O lustre (1946), segundo romance de Clarice Lispector, foi escrito quando a autora vivia na Europa, tendo sido finalizado em Nápoles, ao término da II Guerra Mundial. Nele se reconhecem características já anunciadas em Perto do coração selvagem: enredo sem estrutura definida e fluxo de consciência, que valoriza as sensações e a percepção das coisas.
O livro conta a história de Virgínia, desde a infância na Granja Quieta até a vida solitária na cidade. O título remete ao elemento decorativo da casa paterna: “Havia o lustre. A grande aranha escandecia. Olhava-o imóvel, inquieta, parecia pressentir uma vida terrível. Aquela existência de gelo. Uma vez! Uma vez a um relance – o lustre se espargia em crisântemos e alegria. Outra vez – enquanto ela corria atravessando a sala – ele era uma casta semente”. Associado às imagens da aranha e do crisântemo (usada em rituais fúnebres), inseto e flor, o lustre introduz uma poética feminina trágica: prevê a “vida terrível” de personagens vocacionados ao isolamento, conflito e à falta de afeto.
No romance, a morte é uma presença para a protagonista: sua indiferença pelo que a vida pode ter de Eros; o suposto afogamento de um homem, que a assombra mesmo adulta; a recordação de quando, em criança, acompanha o estado intermitente da avó entre vida e morte; e a Sociedade das Sombras, criada por seu irmão Daniel para torturá-la.
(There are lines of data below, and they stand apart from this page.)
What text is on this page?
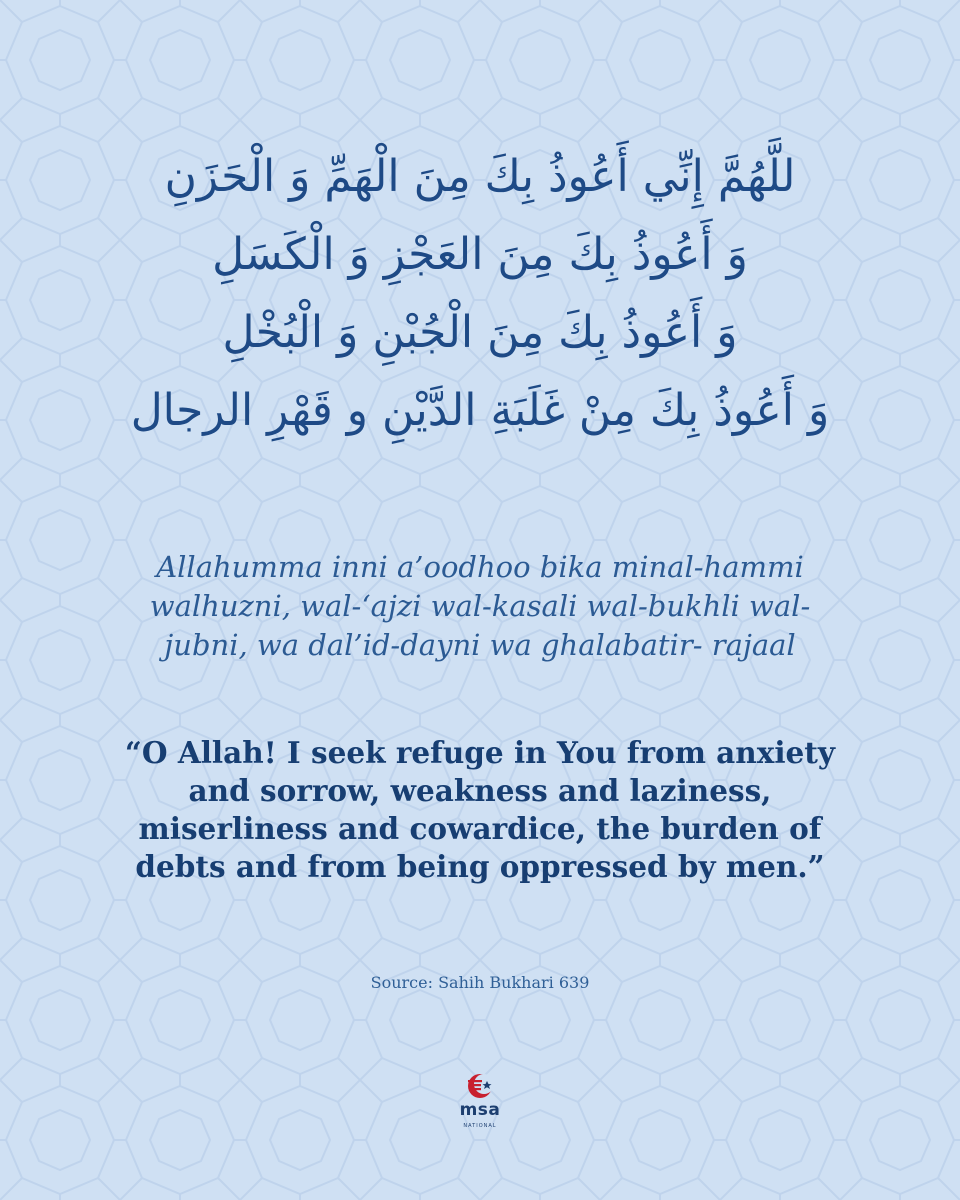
للَّهُمَّ إِنِّي أَعُوذُ بِكَ مِنَ الْهَمِّ وَ الْحَزَنِ
وَ أَعُوذُ بِكَ مِنَ العَجْزِ وَ الْكَسَلِ
وَ أَعُوذُ بِكَ مِنَ الْجُبْنِ وَ الْبُخْلِ
وَ أَعُوذُ بِكَ مِنْ غَلَبَةِ الدَّيْنِ و قَهْرِ الرجال
Allahumma inni a’oodhoo bika minal-hammi
walhuzni, wal-‘ajzi wal-kasali wal-bukhli wal-
jubni, wa dal’id-dayni wa ghalabatir- rajaal
“O Allah! I seek refuge in You from anxiety
and sorrow, weakness and laziness,
miserliness and cowardice, the burden of
debts and from being oppressed by men.”
Source: Sahih Bukhari 639
msa
NATIONAL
A crítica Olga de Sá (Cadernos de Literatura Brasileira, do IMS) identifica “na ficção clariciana, uma metafisica da morte”; o “paradigma talvez seja Virgínia de O lustre, que morre no final da narrativa, mas cuja morte é indicada desde o início”.
A protagonista padece de vesguice física e existencial. A compreensão limitada do mundo a aproxima de Lucrécia, de A cidade sitiada. Desde a infância, Virgínia desmaia facilmente, sentindo prazer com a “sensação de voo rasante”, e cria relações negativas com as pessoas. Também neste sentido, a imagem do lustre evoca a falta, o que não brilha, como a existência opaca de Virgínia: “O lustre implume. Como um grande e trêmulo cálice d’água”.
O escritor Lúcio Cardoso, amigo íntimo de Clarice, considerou o título do livro aquém da singularidade da autora. Ela respondeu: “Exatamente pelo que você não gostou, pela pobreza dele, é que eu gosto. Nunca consegui mesmo convencer você de que eu sou pobre. (…) Infelizmente, quanto mais pobre, com mais enfeites me enfeito. No dia em que eu conseguir uma forma tão pobre como eu o sou por dentro, em vez de carta, você receberá uma caixinha cheia de pó de Clarice”.